İnfrared-kızıl Ötesi Işık Kullanımı
700-2000 nm dalga boyu genişliğinde kızıl ötesi ışınım-infrared-IR 20 Wat dozlarda selülit alanına tek başına yada diğer sistemler ile birlikte kullanılmakta. Selülit alanında ısı artışı ile mikrodolaşımın desteklenmesi hedeflenemkte. Ancak klinik cevapları halen tartışmalıdır.
Subsizyon
Atrofik skarlarda kullanılan bu yöntem selülit tedavilerinde deride hafif yüzeysel düzensizlikler ve çökme-dimple için tercih edilmekte. İlk olarak 2000 yılında selülit alanında subsizyon uygulanmış. Bu uygulama ile selülit alanında fibröz septalar kesilmekte. Bu septaların kesilmesi ile deri yüzeyini çeken septalar ortadan kaldırılmakta, yapılan travmatik süreçte gelişen kanama ile yeni destek dokusu yapılmakta, lobüller yapıların bozulması ile yağ dokusunun yeniden yapılanması sağlanmakta. Etkinliği oldukça yüksek olmakla birlikte uygulama alanında morluk, ağrı ve ödem sık gözlenen yan etkiler arasında tanımlanmakta. Son yıllarda subsizyon amaçlı Cellfina sistemi geliştirilmişir. Vakumlu çalışan bu sistem daha konrollü bir subsizyon sağlamakta.
Enjeksiyon
Selülit alanına deri altı yağ dokusuna ilaçların enjeksiyon yöntemleridir. Bu amaçla bir çok aktif madde kullanılmakta. Ancak klinik kullanımı ve selülit üzerine olumlu etkis olan ürün saysı oldukça azdır. Bular içerisinde en polüler olanları kolejenazlardır. Kolejenazlar; kollajeni parçalayan bu enzim "Clostridium histolyticum" bakterisinden üretilmekte. Bu enzimin Kolajenaz I; (AUX-I) ve Kolajenaz II (AUX-II) si eşit oranlarda karıştırılarak selülit alanına enjekte edilerek uygulanmakta. Bu enzimler selülit gelişimde rol oynayan fibröz septaların azalmasını sağlamakta. Bu amaçla bu kollajen tiplerinin ideal karışımı olarak EN3835 kullanılmakta. Uygulama alanında yanma, kızarıklık ve ödem gelişmekte bunlar 3-5 günde kaybolmakta.
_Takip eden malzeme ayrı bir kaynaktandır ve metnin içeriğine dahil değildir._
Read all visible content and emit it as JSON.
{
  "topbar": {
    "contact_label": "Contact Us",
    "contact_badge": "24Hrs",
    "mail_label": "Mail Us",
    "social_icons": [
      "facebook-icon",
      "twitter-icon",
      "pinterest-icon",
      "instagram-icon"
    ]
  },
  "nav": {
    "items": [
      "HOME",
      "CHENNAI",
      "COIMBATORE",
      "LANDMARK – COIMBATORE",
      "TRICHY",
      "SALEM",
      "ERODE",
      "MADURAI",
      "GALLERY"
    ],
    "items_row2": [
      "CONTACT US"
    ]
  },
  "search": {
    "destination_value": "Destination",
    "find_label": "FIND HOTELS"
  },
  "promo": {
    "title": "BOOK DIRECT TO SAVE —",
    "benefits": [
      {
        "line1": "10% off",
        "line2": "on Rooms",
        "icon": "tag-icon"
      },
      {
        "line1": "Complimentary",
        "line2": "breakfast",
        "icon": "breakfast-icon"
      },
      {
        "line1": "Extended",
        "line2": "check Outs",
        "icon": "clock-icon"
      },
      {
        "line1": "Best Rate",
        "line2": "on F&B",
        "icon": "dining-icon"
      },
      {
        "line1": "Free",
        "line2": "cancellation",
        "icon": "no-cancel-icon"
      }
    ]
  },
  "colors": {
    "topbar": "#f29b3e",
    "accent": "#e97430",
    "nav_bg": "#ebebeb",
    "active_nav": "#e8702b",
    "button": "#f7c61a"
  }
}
Dermal Dolguların Kullanımı
Dermal dolgular atrofik skarların tedavisinde kullanılmakta. Selülitte deri yüzeyindeki düznsizlik ve çökmeler için kullanılmakta. Bu amaçla daha uzun kalıcı olan "calcium hydroxyapatite (CaHa)" ve "poly-l-lactic acid microsphere" kullanılmakta. Son yıllarda mikrofokus ultrasound ve CaHa birlikte kullanılarak iyi sonuçlar alınmakta.
Son yıllarda dermal dolgular dışında liposakşın ile selülit çevre alanının yeniden şekilendirilmesi ve alınan yağların selülit alnında dimple-çökme alanlarına uygulanması yapılarak daha estetik sonuçlar alınmakta(daha detaylı bilgi için...)
Merkez olarak kombine tedavilerde daha başarılı sonuçlar almaktayız. Örneğin haftalık ESWT 2-4 seans uygulama sonrası tek seans 1440 nm Nd YAG lazer uygulaması gibi.